The Rudder (Greek: “Pedalion”) is a classic compilation of the holy canons or Orthodox canon law. Originally assembled by Nicodemus the Hagiorite and Agapius the Monk on Mount Athos in 1800, this work includes a dedication to Orthodox Christians from both Nicodemus and Agapius, along with a letter and recommendation on this edition from the Patriarch of Constantinople (ca. 1802) NEOPHYTOS VII. The present edition was translated into English from the fifth edition by Denver Cummings in 1957, and re-published at that time by the Orthodox Christian Educational Society of Chicago, Illinois. The Rudder is so named because of the symbolism often employed in the Eastern Orthodox tradition of the Catholic Church of Jesus Christ as a ship at sea. The master of the vessel is Jesus Christ, the sailors the holy Apostles and their successors, and the passengers all Orthodox Christians. The sea is symbolic of our present life, with the rudder of the ship representative of these holy canons, keeping the Church on course and safe from temptation.
This work includes the 85 Canons of the Holy Apostles, the Canons of the first seven Ecumenical Councils, the Canons of the Regional Synods, the Canons of the Holy Fathers (e.g., of Sts. Basil the Great, Gregory of Nyssa, and Cyril of Alexandria), and a number of various instructions and forms for letters.

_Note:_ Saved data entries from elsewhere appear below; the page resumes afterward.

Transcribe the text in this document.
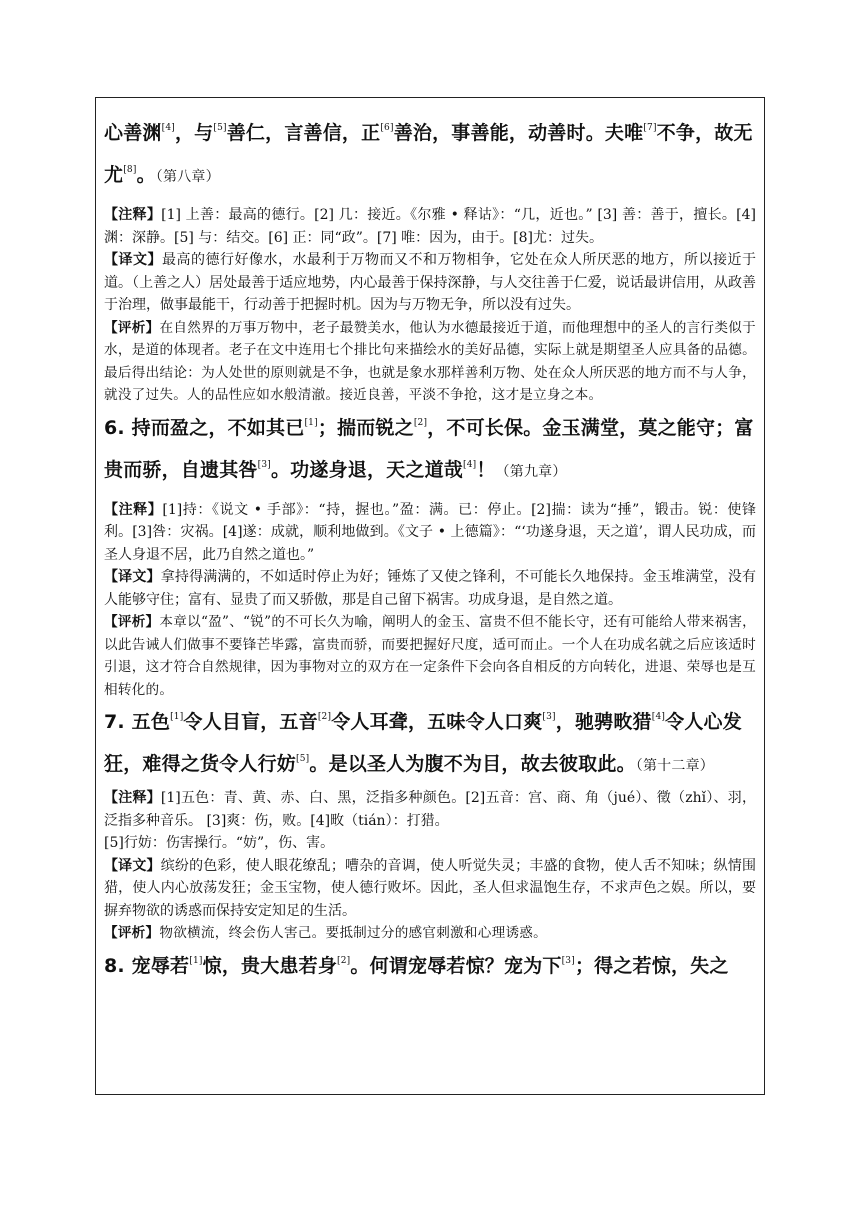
心善渊[4]，与[5]善仁，言善信，正[6]善治，事善能，动善时。夫唯[7]不争，故无尤[8]。（第八章）
【注释】[1] 上善：最高的德行。[2] 几：接近。《尔雅 • 释诂》：“几，近也。” [3] 善：善于，擅长。[4] 渊：深静。[5] 与：结交。[6] 正：同“政”。[7] 唯：因为，由于。[8]尤：过失。
【译文】最高的德行好像水，水最利于万物而又不和万物相争，它处在众人所厌恶的地方，所以接近于道。（上善之人）居处最善于适应地势，内心最善于保持深静，与人交往善于仁爱，说话最讲信用，从政善于治理，做事最能干，行动善于把握时机。因为与万物无争，所以没有过失。
【评析】在自然界的万事万物中，老子最赞美水，他认为水德最接近于道，而他理想中的圣人的言行类似于水，是道的体现者。老子在文中连用七个排比句来描绘水的美好品德，实际上就是期望圣人应具备的品德。最后得出结论：为人处世的原则就是不争，也就是象水那样善利万物、处在众人所厌恶的地方而不与人争，就没了过失。人的品性应如水般清澈。接近良善，平淡不争抢，这才是立身之本。
6. 持而盈之，不如其已[1]；揣而锐之[2]，不可长保。金玉满堂，莫之能守；富贵而骄，自遗其咎[3]。功遂身退，天之道哉[4]！（第九章）
【注释】[1]持：《说文 • 手部》：“持，握也。”盈：满。已：停止。[2]揣：读为“捶”，锻击。锐：使锋利。[3]咎：灾祸。[4]遂：成就，顺利地做到。《文子 • 上德篇》：“‘功遂身退，天之道’，谓人民功成，而圣人身退不居，此乃自然之道也。”
【译文】拿持得满满的，不如适时停止为好；锤炼了又使之锋利，不可能长久地保持。金玉堆满堂，没有人能够守住；富有、显贵了而又骄傲，那是自己留下祸害。功成身退，是自然之道。
【评析】本章以“盈”、“锐”的不可长久为喻，阐明人的金玉、富贵不但不能长守，还有可能给人带来祸害，以此告诫人们做事不要锋芒毕露，富贵而骄，而要把握好尺度，适可而止。一个人在功成名就之后应该适时引退，这才符合自然规律，因为事物对立的双方在一定条件下会向各自相反的方向转化，进退、荣辱也是互相转化的。
7. 五色[1]令人目盲，五音[2]令人耳聋，五味令人口爽[3]，驰骋畋猎[4]令人心发狂，难得之货令人行妨[5]。是以圣人为腹不为目，故去彼取此。（第十二章）
【注释】[1]五色：青、黄、赤、白、黑，泛指多种颜色。[2]五音：宫、商、角（jué）、徵（zhǐ）、羽，泛指多种音乐。 [3]爽：伤，败。[4]畋（tián）：打猎。
[5]行妨：伤害操行。“妨”，伤、害。
【译文】缤纷的色彩，使人眼花缭乱；嘈杂的音调，使人听觉失灵；丰盛的食物，使人舌不知味；纵情围猎，使人内心放荡发狂；金玉宝物，使人德行败坏。因此，圣人但求温饱生存，不求声色之娱。所以，要摒弃物欲的诱惑而保持安定知足的生活。
【评析】物欲横流，终会伤人害己。要抵制过分的感官刺激和心理诱惑。
8. 宠辱若[1]惊，贵大患若身[2]。何谓宠辱若惊？宠为下[3]；得之若惊，失之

By adding this pivotal work to your Logos library, you can easily do searches throughout the canons for shared themes or topics, cross-references with scriptural citations, and even reference works by the Church Fathers that touch on the same topics as their canons (as with Basil the Great and Athanasius of Alexandria, for example). Whether you are a scholar interested in the finer issues (and interpretations) of canonical law in the Orthodox tradition, or simply a layperson wanting to know more about how the early Church addressed various issues of piety and worship, the Logos edition of the Rudder (in both Greek and English) is a must-have collection.
Nicodemus the Hagiorite (aka Nicodemus of the Holy Mountain and Nicodemus the Athonite) was an Orthodox Christian monastic, author, canonist, author of numerous Lives of the Saints and liturgical poetry, and compiler/editor of pivotal Orthodox writings such as the Philokalia, the Rudder, and the collected writings of both St. Symeon the New Theologian and St. Gregory Palamas. Born in Naxos, Greece in 1749, Nicodemus was tonsured as a monk at the Dionysiou monastery on Mount Athos in 1775. He reposed in the Lord in 1809 and was glorified as a Saint by the Orthodox Church in 1955. His feast day is celebrated on July 14.
Agapius the Monk was a friend of Nicodemus, fellow editor of the original 1800 Greek edition of the Rudder, and fellow monk (a Hieromonk or “priest-monk”) on Mount Athos.